@Irishk,
nice
finally got back to a book i started ages ago, Andre Norton's The Magic Books (omnibus 1988 contains Fur Magic, Steel Magic & Octagon Magic)
FUR MAGIC (1965) Cory Alder has been uprooted to spend at least a summer with his foster uncle in Idaho (his father having shipped out to Vietnam) and is learning that bragging about a Nez Perce foster uncle who raises horses for rodeos is a long way from living up to such a macho standard yourself. He begins developing a fear of large animals, but receives drastic therapy for it after accidentally interfering with a medicine bundle watched over by a traditional-minded elder. To set things right, Cory is sent on a vision quest, and experiences the world 'before it turned over' - living not as a human, but as an animal spirit in the body of a giant beaver, acting as a scout in the midst of a war.
STEEL MAGIC (1967, a.k.a. GRAY MAGIC) The picnic basket and cutlery won by Sara at the Strawberry Festival at first were just a good excuse for her and her brothers to have a picnic while exploring the half-wild estate where they're spending the summer with their uncle. They find more than they bargained for - a gate into Faerie, where a picnic basket packed with ordinary food and steel cutlery is worth far more than any fairy gold.
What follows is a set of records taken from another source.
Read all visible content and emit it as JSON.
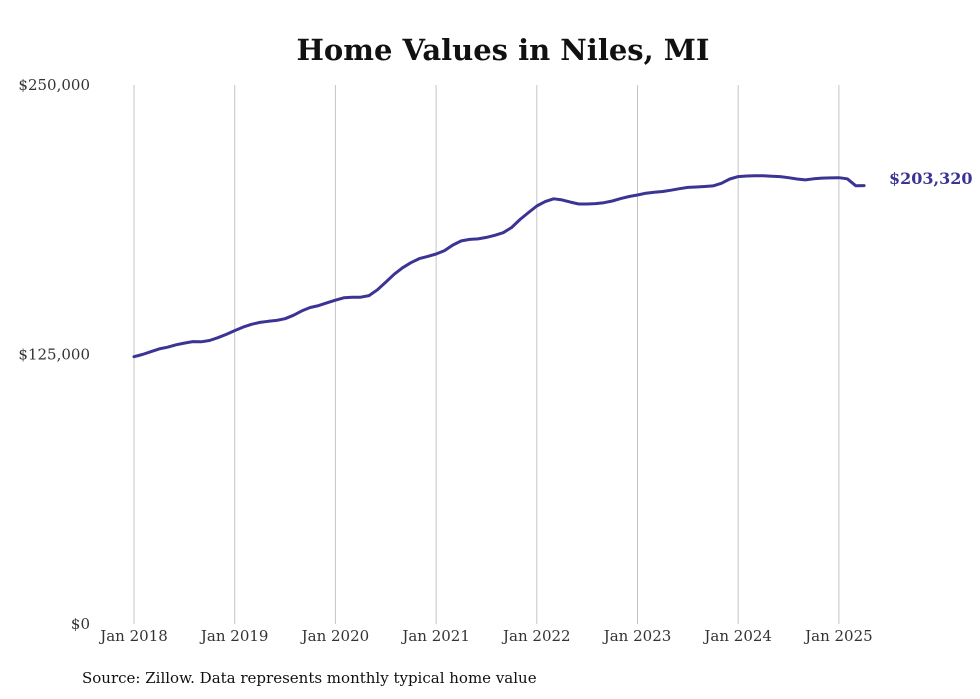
{
  "chart_data": {
    "type": "line",
    "title": "Home Values in Niles, MI",
    "xlabel": "",
    "ylabel": "",
    "ylim": [
      0,
      250000
    ],
    "y_ticks": [
      {
        "value": 0,
        "label": "$0"
      },
      {
        "value": 125000,
        "label": "$125,000"
      },
      {
        "value": 250000,
        "label": "$250,000"
      }
    ],
    "x_ticks": [
      {
        "value": "2018-01",
        "label": "Jan 2018"
      },
      {
        "value": "2019-01",
        "label": "Jan 2019"
      },
      {
        "value": "2020-01",
        "label": "Jan 2020"
      },
      {
        "value": "2021-01",
        "label": "Jan 2021"
      },
      {
        "value": "2022-01",
        "label": "Jan 2022"
      },
      {
        "value": "2023-01",
        "label": "Jan 2023"
      },
      {
        "value": "2024-01",
        "label": "Jan 2024"
      },
      {
        "value": "2025-01",
        "label": "Jan 2025"
      }
    ],
    "grid": "vertical",
    "color": "#3b3494",
    "end_label": "$203,320",
    "source_note": "Source: Zillow. Data represents monthly typical home value",
    "series": [
      {
        "x": [
          "2018-01",
          "2018-02",
          "2018-03",
          "2018-04",
          "2018-05",
          "2018-06",
          "2018-07",
          "2018-08",
          "2018-09",
          "2018-10",
          "2018-11",
          "2018-12",
          "2019-01",
          "2019-02",
          "2019-03",
          "2019-04",
          "2019-05",
          "2019-06",
          "2019-07",
          "2019-08",
          "2019-09",
          "2019-10",
          "2019-11",
          "2019-12",
          "2020-01",
          "2020-02",
          "2020-03",
          "2020-04",
          "2020-05",
          "2020-06",
          "2020-07",
          "2020-08",
          "2020-09",
          "2020-10",
          "2020-11",
          "2020-12",
          "2021-01",
          "2021-02",
          "2021-03",
          "2021-04",
          "2021-05",
          "2021-06",
          "2021-07",
          "2021-08",
          "2021-09",
          "2021-10",
          "2021-11",
          "2021-12",
          "2022-01",
          "2022-02",
          "2022-03",
          "2022-04",
          "2022-05",
          "2022-06",
          "2022-07",
          "2022-08",
          "2022-09",
          "2022-10",
          "2022-11",
          "2022-12",
          "2023-01",
          "2023-02",
          "2023-03",
          "2023-04",
          "2023-05",
          "2023-06",
          "2023-07",
          "2023-08",
          "2023-09",
          "2023-10",
          "2023-11",
          "2023-12",
          "2024-01",
          "2024-02",
          "2024-03",
          "2024-04",
          "2024-05",
          "2024-06",
          "2024-07",
          "2024-08",
          "2024-09",
          "2024-10",
          "2024-11",
          "2024-12",
          "2025-01",
          "2025-02",
          "2025-03",
          "2025-04"
        ],
        "values": [
          124000,
          125000,
          126300,
          127600,
          128400,
          129500,
          130300,
          131000,
          130900,
          131500,
          132800,
          134300,
          136100,
          137700,
          139000,
          139900,
          140400,
          140800,
          141600,
          143200,
          145200,
          146800,
          147700,
          149000,
          150200,
          151300,
          151600,
          151600,
          152300,
          155000,
          158600,
          162200,
          165200,
          167600,
          169500,
          170500,
          171600,
          173200,
          175800,
          177700,
          178400,
          178600,
          179300,
          180300,
          181500,
          183900,
          187600,
          190800,
          193900,
          195900,
          197200,
          196700,
          195700,
          194800,
          194800,
          195000,
          195400,
          196200,
          197300,
          198300,
          199000,
          199800,
          200300,
          200600,
          201200,
          201900,
          202500,
          202700,
          202900,
          203200,
          204400,
          206400,
          207500,
          207800,
          207900,
          207900,
          207700,
          207500,
          207000,
          206400,
          206000,
          206500,
          206800,
          206900,
          207000,
          206500,
          203300,
          203320
        ]
      }
    ]
  }
}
Each sibling must confront his or her fears on a quest to help the people of Avalon retrieve various stolen magical objects: Sara, her fear of insects as she searches for a magic ring in a wood guarded by giant spiders; Greg, his fear of the dark as he seeks to retrieve Excalibur from the Witch of the Mountains; Eric, his fear of water as he searches for an enchanted horn on an island reachable only by sea.
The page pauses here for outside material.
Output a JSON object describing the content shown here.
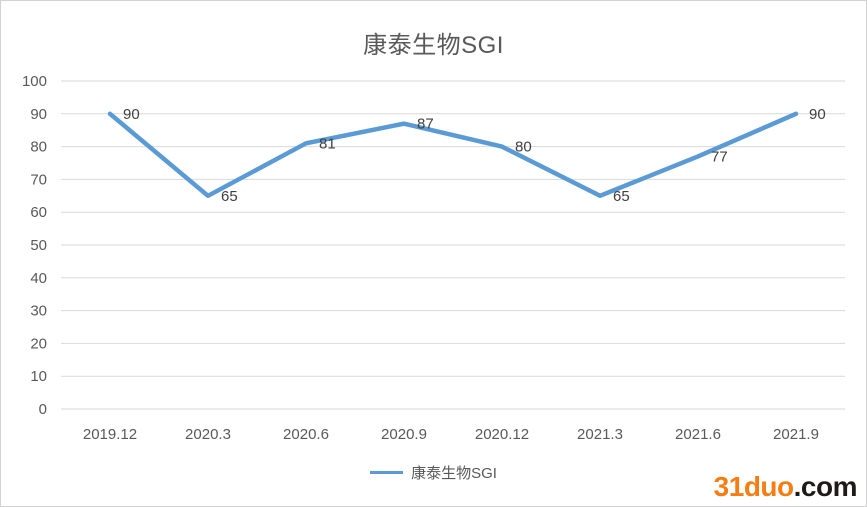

OCTAGON MAGIC (1968) Lorrie Mallard has had to move to a new home with an unfamiliar aunt due to her grandmother's failing health. Her new environment is strange in almost every way: Maryland rather than Canada; having a working woman, inexperienced with children, as her guardian rather than a stay-at-home grandmother; American public school (including unpleasant boys) rather than a Canadian girls' school; having trouble catching up in class rather than being praised as a good student. She still grieves for her parents, cannot confide in her still-recuperating grandmother even by letter as she must not have any more stress, and has no close ties until by chance she meets the old ladies of Octagon House, who keep to the routines familiar from their youth, including Octagon House's tradition of sheltering refugees from the storms of the outer world. Lorrie experiences some of their stories through an enchanted dollhouse, while in the present day her mentors help her to gain perspective on her new life, and her guardian is drawn into a struggle to preserve Octagon House from destruction to make way for new development. Nice characterization, as Lorrie is generally a good kid but not a plaster saint, while the troublesome people in her life aren't out-and-out villains.